PARIS, April 3. /TASS/. The Court of Appeal in Rennes, France, has granted Lithuania’s request for the extradition of Russian Vladimir Antonov, former head of Snoras Bank, AFP news agency quoted his lawyer Henry Ermeneux as saying.

"The court has decided to extradite him to the Lithuanian authorities. He did not accept the argument that there is a threat to Mr. Antonov's life in Eastern Europe," the lawyer said.

Antonov owned 68% of shares of Lithuania’s fifth largest commercial bank Snoras. His partner, Lithuanian Raimondas Baranauskas, owned 25%.

In 2011, the bank was nationalized, declared insolvent and subject to liquidation. The bankers claimed that the destruction of the bank and their persecution were political in nature.
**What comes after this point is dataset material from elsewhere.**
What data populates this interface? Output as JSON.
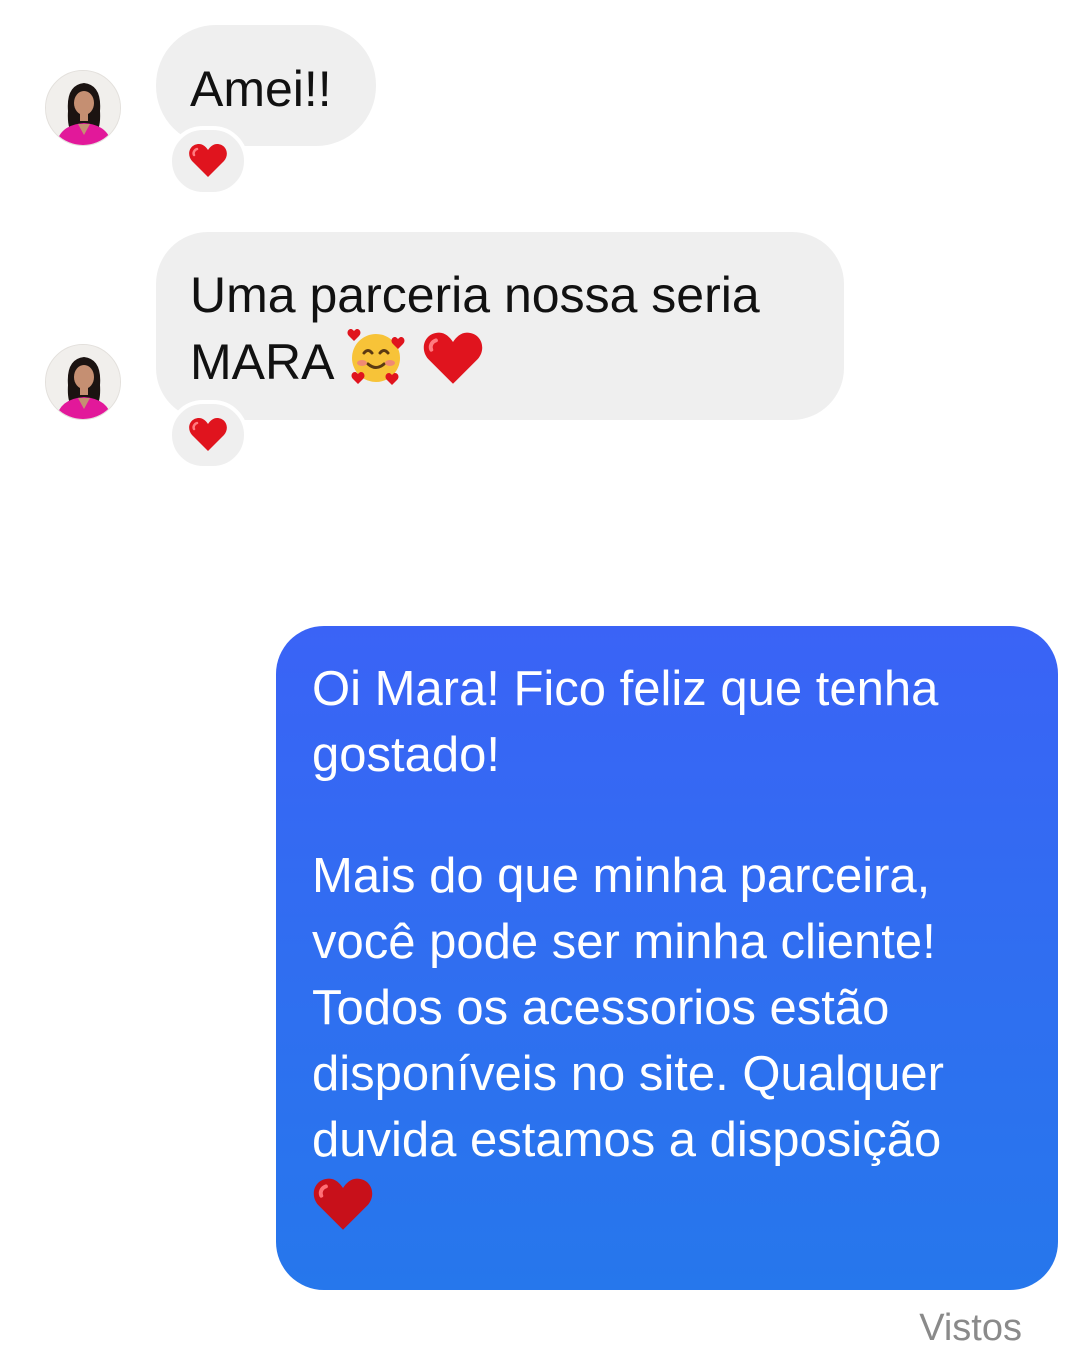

At the time of the bank's collapse, Baranauskas and Antonov were in Great Britain. In 2015, the country's courts ruled that the businessmen could be transferred to Lithuania under its European arrest warrant, since there was no reason to believe that their trial would be biased. Antonov and Baranauskas left Great Britain without notifying the local authorities.

In 2017, the Lithuanian parliament amended the laws to try the people suspected of committing especially large-scale financial crimes in absentia. The court sentenced Antonov and Baranauskas to 10.5 years in prison each and ordered them to pay 375.18 million euros in damages.

The Delfi portal reported that Antonov was detained in western France on December 9. A European arrest warrant for him was issued in December 2025 on charges of corruption, money laundering and bankruptcy with a total loss of at least 478 million euros. In the past, Antonov had already been detained in London in 2011 on Lithuania’s request, but was released on bail.